Смысл ретроспекции: все деятели истории, прошлой и настоящей, все эти благодетели человечества, мечтавшие улучшить мир посредством идейной борьбы и политических воплей, – они в этой «горько-прекрасной жизни» не нужны. «Они просто лишние!» Марат и Ленин, Черчилль и Аллен Даллес, генерал Григоренко, Амальрик и Подрабинек…

Марата и Даллеса оставим в качестве грима эпохи (отчество “Маратович” до сих пор пестрит в паспортах, хотя Шарлотта Корде куда милей нынешним людям, чем зарезанный ею трибун). О Ленине разговор особый. А вот то, что лишними оказываются герои диссидентского движения, ради которых мучается студент музинститута 1973 года, – это имеет к сюжету евсеевского «Романчика» самое прямое отношение. Выньте имена, вставьте противоположные – ничего не изменится! Перетасуйте, влепите навыворот – будет та же мнимость.

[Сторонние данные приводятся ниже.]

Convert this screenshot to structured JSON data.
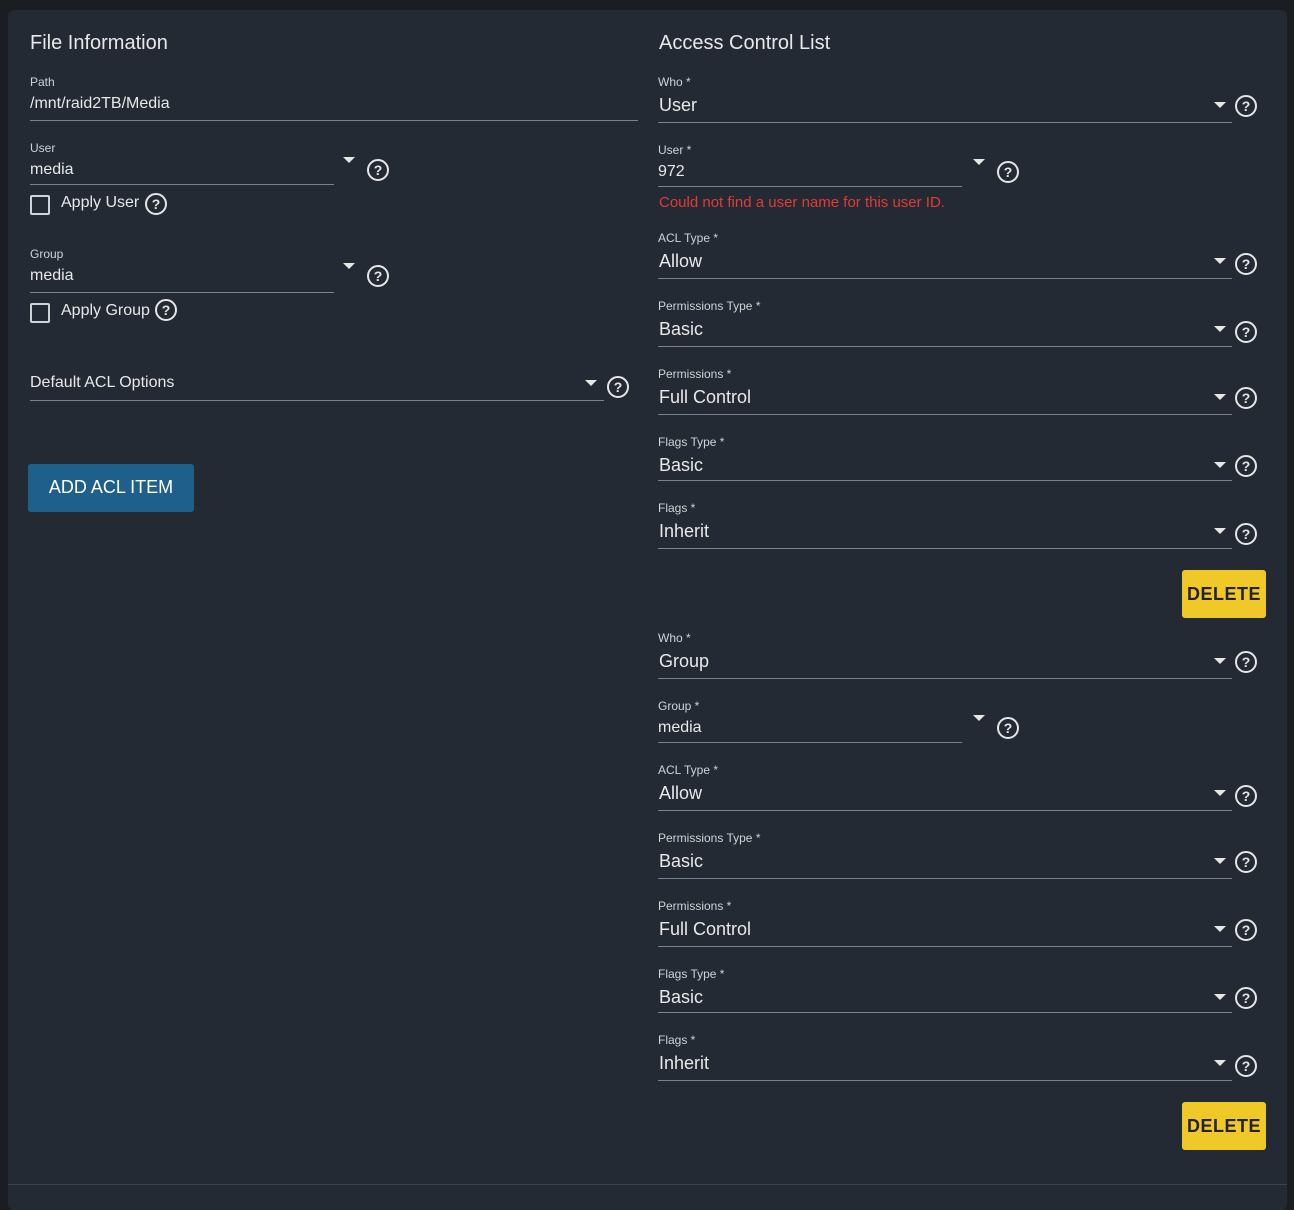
{
  "file_info": {
    "title": "File Information",
    "path": {
      "label": "Path",
      "value": "/mnt/raid2TB/Media"
    },
    "user": {
      "label": "User",
      "value": "media",
      "apply_label": "Apply User"
    },
    "group": {
      "label": "Group",
      "value": "media",
      "apply_label": "Apply Group"
    },
    "default_acl": {
      "placeholder": "Default ACL Options"
    },
    "add_button": "ADD ACL ITEM"
  },
  "acl": {
    "title": "Access Control List",
    "items": [
      {
        "who": {
          "label": "Who *",
          "value": "User"
        },
        "principal": {
          "label": "User *",
          "value": "972",
          "error": "Could not find a user name for this user ID."
        },
        "acl_type": {
          "label": "ACL Type *",
          "value": "Allow"
        },
        "perm_type": {
          "label": "Permissions Type *",
          "value": "Basic"
        },
        "perms": {
          "label": "Permissions *",
          "value": "Full Control"
        },
        "flags_type": {
          "label": "Flags Type *",
          "value": "Basic"
        },
        "flags": {
          "label": "Flags *",
          "value": "Inherit"
        },
        "delete": "DELETE"
      },
      {
        "who": {
          "label": "Who *",
          "value": "Group"
        },
        "principal": {
          "label": "Group *",
          "value": "media"
        },
        "acl_type": {
          "label": "ACL Type *",
          "value": "Allow"
        },
        "perm_type": {
          "label": "Permissions Type *",
          "value": "Basic"
        },
        "perms": {
          "label": "Permissions *",
          "value": "Full Control"
        },
        "flags_type": {
          "label": "Flags Type *",
          "value": "Basic"
        },
        "flags": {
          "label": "Flags *",
          "value": "Inherit"
        },
        "delete": "DELETE"
      }
    ]
  },
  "icons": {
    "help": "help-circle-icon",
    "dropdown": "caret-down-icon",
    "checkbox": "checkbox-unchecked-icon"
  },
  "colors": {
    "background": "#232a33",
    "primary": "#1f5f8b",
    "warning": "#f0c929",
    "error": "#e53935"
  }
}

Мнимость и есть реальность. Мнимость реальности, реальность мнимости. Тайность явности и явность тайности. «Все, что было в том времени тайным, – тайным осталось». Замечательно. Но тогда – что же ты хочешь в том времени понять, обнаружить, различить, осмыслить? Мнимость?

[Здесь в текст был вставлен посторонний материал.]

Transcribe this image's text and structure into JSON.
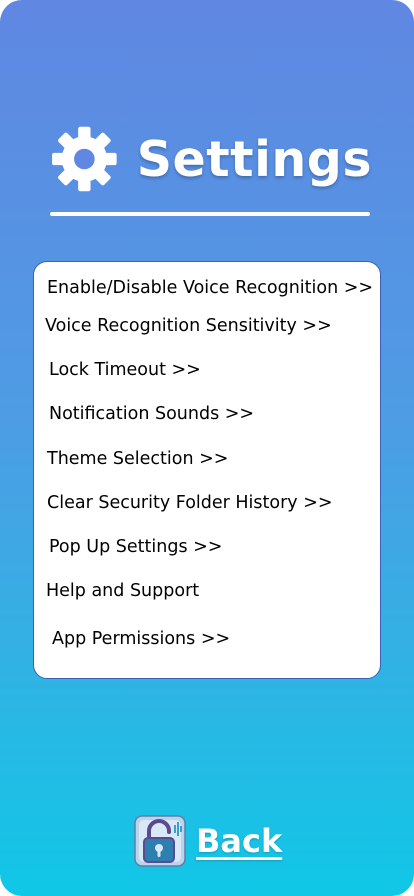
{
  "header": {
    "title": "Settings"
  },
  "menu": {
    "items": [
      "Enable/Disable Voice Recognition >>",
      "Voice Recognition Sensitivity >>",
      "Lock Timeout >>",
      "Notification Sounds >>",
      "Theme Selection >>",
      "Clear Security Folder History >>",
      "Pop Up Settings >>",
      "Help and Support",
      "App Permissions >>"
    ]
  },
  "footer": {
    "back_label": "Back"
  },
  "colors": {
    "gradient_top": "#6087e2",
    "gradient_bottom": "#10c7e6",
    "card_border": "#3d5fb8"
  },
  "icons": {
    "header_icon": "gear-icon",
    "footer_icon": "app-lock-icon"
  }
}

Прямого ответа на такой вопрос, может, и нет, но предчувствие ответа есть. За нами наблюдают! Надзирают, смотрят! «Другая жизнь, жизнь, равнобежная нашей, но абсолютно нами не просматриваемая…» – Вроде бы иллюзион, а ведь реальность! Для ситуации «дважды тридцать седьмого» – почти уже ритуальный намек на Контору Глубокого Бурения. Для 200…-го (время эпилогов в романе Евсеева) и, тем более, для 2005-го (когда «Романчик» обнародовался в журнале «Октябрь») – интуиция куда более основательная: вдвинуть в этот вечно непредсказуемый хаос хоть какой-то стержень!

Крепежный материал

Традиционный крепеж романа как жанра – история индивида, судьба личности.

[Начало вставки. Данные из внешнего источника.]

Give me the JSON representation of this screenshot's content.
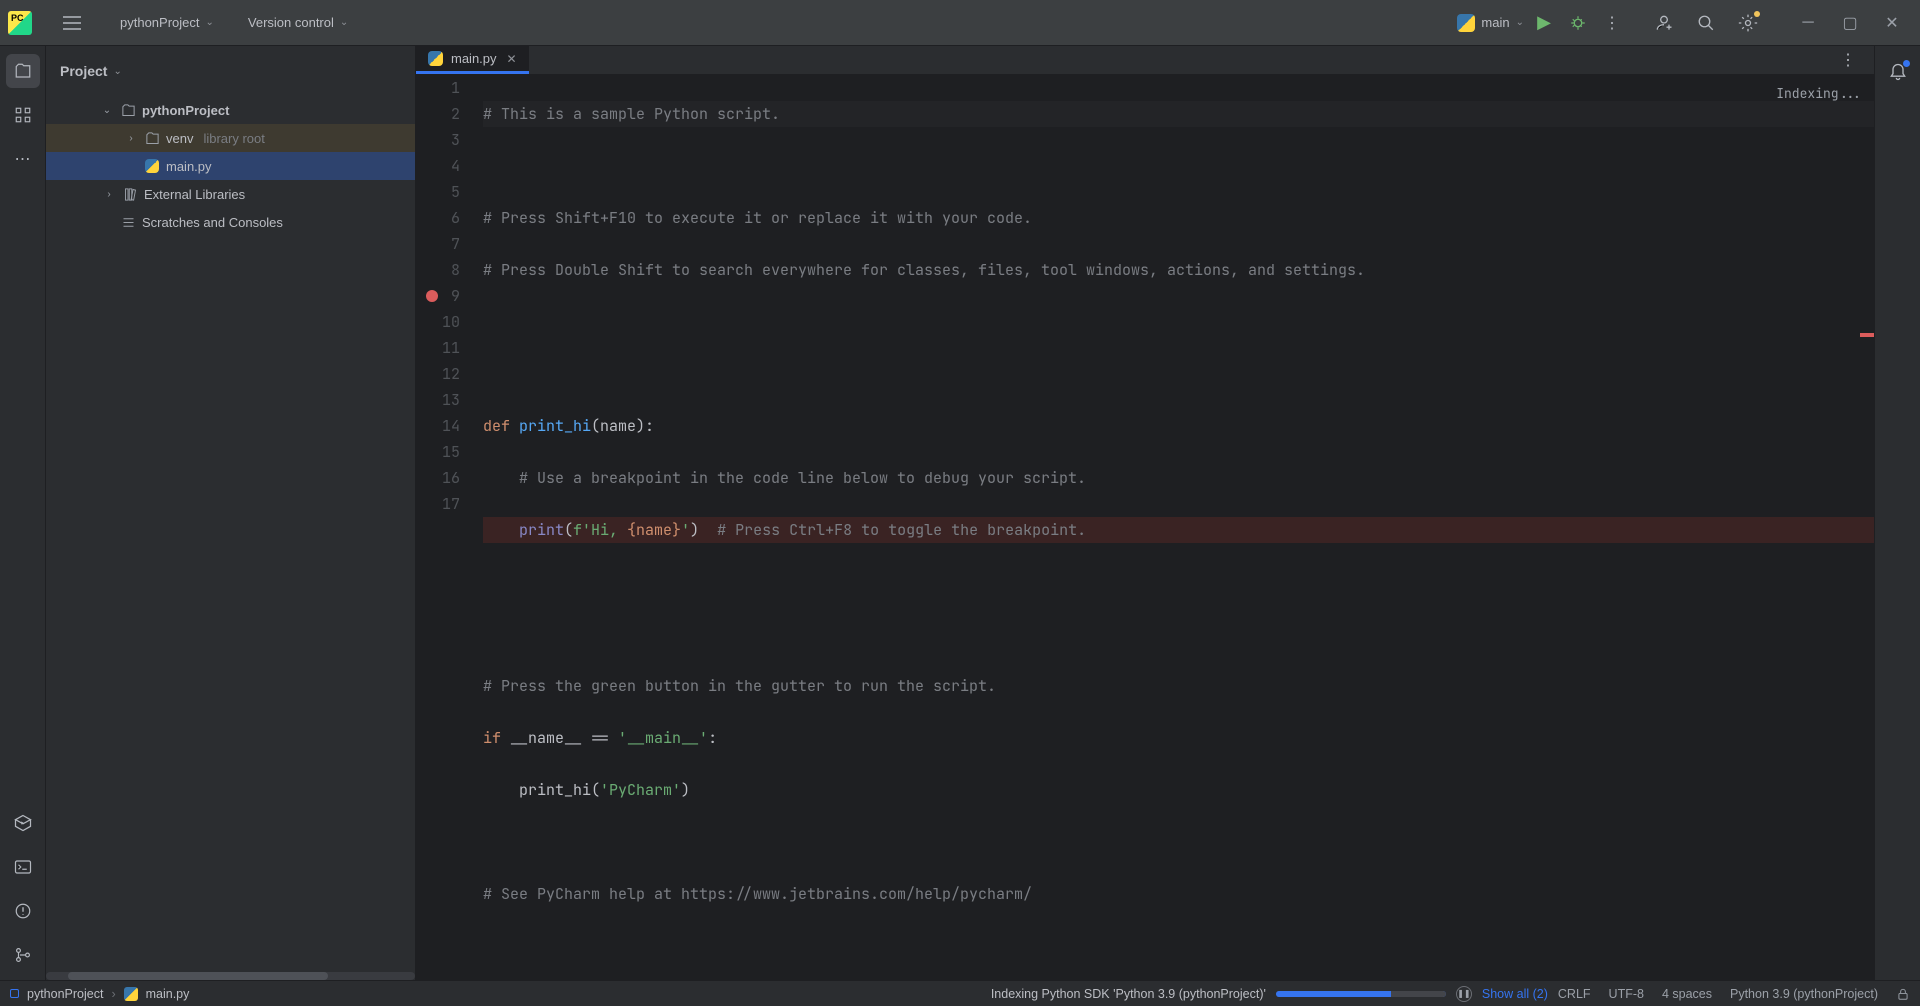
{
  "titlebar": {
    "project_name": "pythonProject",
    "vcs_label": "Version control",
    "run_config": "main"
  },
  "project_panel": {
    "title": "Project",
    "tree": {
      "root": "pythonProject",
      "venv": {
        "name": "venv",
        "tag": "library root"
      },
      "main_file": "main.py",
      "external_libs": "External Libraries",
      "scratches": "Scratches and Consoles"
    }
  },
  "editor": {
    "tab_name": "main.py",
    "indexing_hint": "Indexing...",
    "breakpoint_line": 9,
    "code_lines": {
      "l1": "# This is a sample Python script.",
      "l3": "# Press Shift+F10 to execute it or replace it with your code.",
      "l4": "# Press Double Shift to search everywhere for classes, files, tool windows, actions, and settings.",
      "l7_def": "def ",
      "l7_fn": "print_hi",
      "l7_rest": "(name):",
      "l8": "    # Use a breakpoint in the code line below to debug your script.",
      "l9_print": "    print",
      "l9_open": "(",
      "l9_f": "f'Hi, ",
      "l9_brace": "{name}",
      "l9_end": "'",
      "l9_close": ")",
      "l9_comment": "  # Press Ctrl+F8 to toggle the breakpoint.",
      "l12": "# Press the green button in the gutter to run the script.",
      "l13_if": "if ",
      "l13_name": "__name__ ",
      "l13_eq": "== ",
      "l13_str": "'__main__'",
      "l13_colon": ":",
      "l14_call": "    print_hi(",
      "l14_arg": "'PyCharm'",
      "l14_close": ")",
      "l16": "# See PyCharm help at https://www.jetbrains.com/help/pycharm/"
    },
    "line_numbers": [
      "1",
      "2",
      "3",
      "4",
      "5",
      "6",
      "7",
      "8",
      "9",
      "10",
      "11",
      "12",
      "13",
      "14",
      "15",
      "16",
      "17"
    ]
  },
  "statusbar": {
    "breadcrumb_project": "pythonProject",
    "breadcrumb_file": "main.py",
    "indexing_text": "Indexing Python SDK 'Python 3.9 (pythonProject)'",
    "show_all": "Show all (2)",
    "line_sep": "CRLF",
    "encoding": "UTF-8",
    "indent": "4 spaces",
    "interpreter": "Python 3.9 (pythonProject)"
  }
}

У Евсеева другое. Карусель событий. Коловращение, в котором личности едва опознают друг друга. Иные вылетают из круга (вчерашние гэбэшники, переквалифицирующиеся в управбизнесы), иные втягиваются центростремительно в некую секретность, за которой все та же пустота.

В этой ситуации всякая попытка написать классический роман подобна попытке завести серьезные отношения со случайной шлюхой у обочины. Получится «романчик».

Назвав свое произведение «Романчик», Евсеев ближе к финалу дает ему еще одно измерение:

– Начинают, ёханды-блоханды, разговорами про свободу, а кончают – призывами бомбить и бомбить. И разбомбили! Та страна – сгинула. Новой – нет. Не СССР разодрали на части – Россия на краю сгуба. Романчик со страной они затеяли…

Не хватило, стало быть, крепежного материала, чтобы СССР от распада удержать и Россию на край не поставить. Это уже кое-что. В смысле – некоторый онтологический базис, вдруг обнаруживавшийся среди мнимостей.

Но «романчик» – это еще и поиски жанра, ёханды-блоханды! Объясняю термины: «поисками жанра» занимался когда-то Василий Аксенов до эмиграции. А «ё.б.» – оборотец оборотня, именем Авик, он у Евсеева то ли сексот, то ли фанфарон, притворяющийся сексотом, то ли это у него пароль, то ли литфинтифлюшка.

Роман же крепится следующим образом. Надо вставить имена в пазы и дырки, чтобы сцепились. Чтобы реальность, оказавшаяся мнимостью, стала реальностью хотя бы в качестве мнимости.

«Россия испокон веку художеством и молитвой спасалась». Не политикой, не публициськой (так у Евсеева – Л. А.) и не комсомольскими маршами.

Как бы это закрепить художество и молитву…

Студент, таскающий за спиной футляр со скрипкой, думает: может, музыкой закрепить? Музыка – это будет на Руси новая реальность.

Романист, описывающий этого студента тридцать лет спустя, в музыке разочаровался. Всю эту текучку-трясучку надо закреплять – словами. Это и есть решение жанровой проблемы – «желанный уход от сладко-смокчущей, а иногда гадко чавкающей музыкальной богемы к очищенному от всяких призвуков слову-делу».